In unsupervised learning, the aim is to find the regularities in the input.
One method for density estimation is clustering.

Reinforcement Learning

In reinforcement learning, the output of the system is a sequence of actions.

History

Almost all of science is fitting models to data.
In statistics:
- Going from particular observations to general descriptions is called inference.
- Learning is called estimation.

High-Performance Computing

Distribute storage and processing efficiently over many computers is important for big data.
GPUs allow large chunks of data to be moved and processed in parallel.
Good software is needed to manage the execution of the task on parallel hardware.

Data Privacy and Security

Personal data should be sanitized by hiding all the personal details.

Model Interpretability and Trust

A small test error is considered as a good criterion of the generalization ability.
A poorly-generalized system is specialized to its training data and sensitive to adversarial examples.
Explainable articial intelligence implies that a model is interpretable.

Data Science

Machine learning is a new field of data science.

Supervised Learning

Learning a Class from Examples

Generalization: How well a hypothesis will correctly classify future examples that are not part of the training set.
Margin: the distance between the boundary and the instances closest to it.

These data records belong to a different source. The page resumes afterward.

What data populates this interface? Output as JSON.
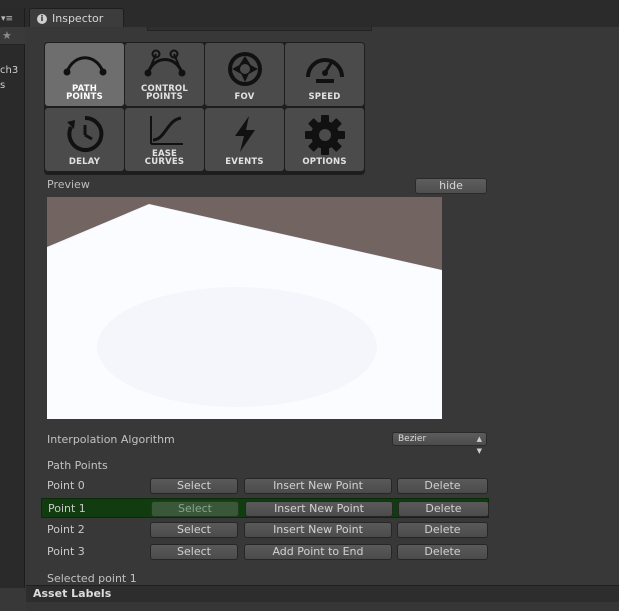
{
  "window": {
    "tab_label": "Inspector",
    "left_panel_items": [
      "ch3",
      "s"
    ]
  },
  "toolbar": {
    "buttons": [
      {
        "label": "PATH\nPOINTS",
        "icon": "path-points-icon",
        "active": true
      },
      {
        "label": "CONTROL\nPOINTS",
        "icon": "control-points-icon",
        "active": false
      },
      {
        "label": "FOV",
        "icon": "fov-icon",
        "active": false
      },
      {
        "label": "SPEED",
        "icon": "speed-icon",
        "active": false
      },
      {
        "label": "DELAY",
        "icon": "delay-icon",
        "active": false
      },
      {
        "label": "EASE\nCURVES",
        "icon": "ease-curves-icon",
        "active": false
      },
      {
        "label": "EVENTS",
        "icon": "events-icon",
        "active": false
      },
      {
        "label": "OPTIONS",
        "icon": "options-icon",
        "active": false
      }
    ]
  },
  "preview": {
    "label": "Preview",
    "hide_label": "hide"
  },
  "interpolation": {
    "label": "Interpolation Algorithm",
    "value": "Bezier"
  },
  "path_points": {
    "label": "Path Points",
    "select_label": "Select",
    "delete_label": "Delete",
    "rows": [
      {
        "name": "Point 0",
        "action": "Insert New Point",
        "selected": false
      },
      {
        "name": "Point 1",
        "action": "Insert New Point",
        "selected": true
      },
      {
        "name": "Point 2",
        "action": "Insert New Point",
        "selected": false
      },
      {
        "name": "Point 3",
        "action": "Add Point to End",
        "selected": false
      }
    ]
  },
  "selected_point_label": "Selected point 1",
  "asset_labels": "Asset Labels",
  "colors": {
    "selected_row": "#113c0f",
    "sky": "#726460",
    "ground": "#f6f8fd"
  }
}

Vapnik-Chervonenkis Dimension

$H$ shatters $N$ points if:
- For any learning problem definable by $N$ examples.
- It can be learned with no error by a hypothesis drawn from $H$.
Vapnik-Chervonenkis (VC) dimension of $H$, VC($H$), is the maximum number of points that can be shattered by $H$.
VC dimension is independent of the probability distribution from which instances are drawn.
VC dimension may seem pessimistic.

Probably Approximately Correct Learning

In probably approximately correct (PAC) learning, the hypothesis is approximately correct.
The error probability is bounded by some value.

Noise

Noise is any unwanted anomaly in the data.
There are several interpretations of noise:
- Imprecision in recording the input attributes.
- Errors in labeling the data points.
- Hidden or latent attributes not taken into account.
Occam's razor: simpler explanations are more plausible and any unnecessary complexity should be shaved off.

Learning Multiple Classes

If all classes have similar distribution, then the same hypothesis class can be used for all classes.
Alternatively, sometimes it is preferable to build different hypotheses for different classes.

Regression

If there is no noise, the task is interpolation.
In regression, there is noise added to the output of the unknown function.

Model Selection and Generalization

An ill-posed problem where the data by itself is not sufficient to find a unique solution.
The set of assumptions we make to have learning possible is called the inductive bias of the learning algorithm.
Model selection is the question is how to choose the right bias.
How well a model trained on the training set predicts the right output for new instances is called generalization.
Underfitting is when $H$ is less complex than the function.
Overfitting is when an overcomplex hypothesis learns not only the underlying function but also the noise in the data.
Triple trade-off is a trade-off between three factors in all learning algorithms:
- The complexity of the hypothesis.
- The amount of training data.
- The generalization error on new examples.
Validation set and is used to test the generalization ability.
A test set, sometimes also called the publication set, contains examples not used in training or validation.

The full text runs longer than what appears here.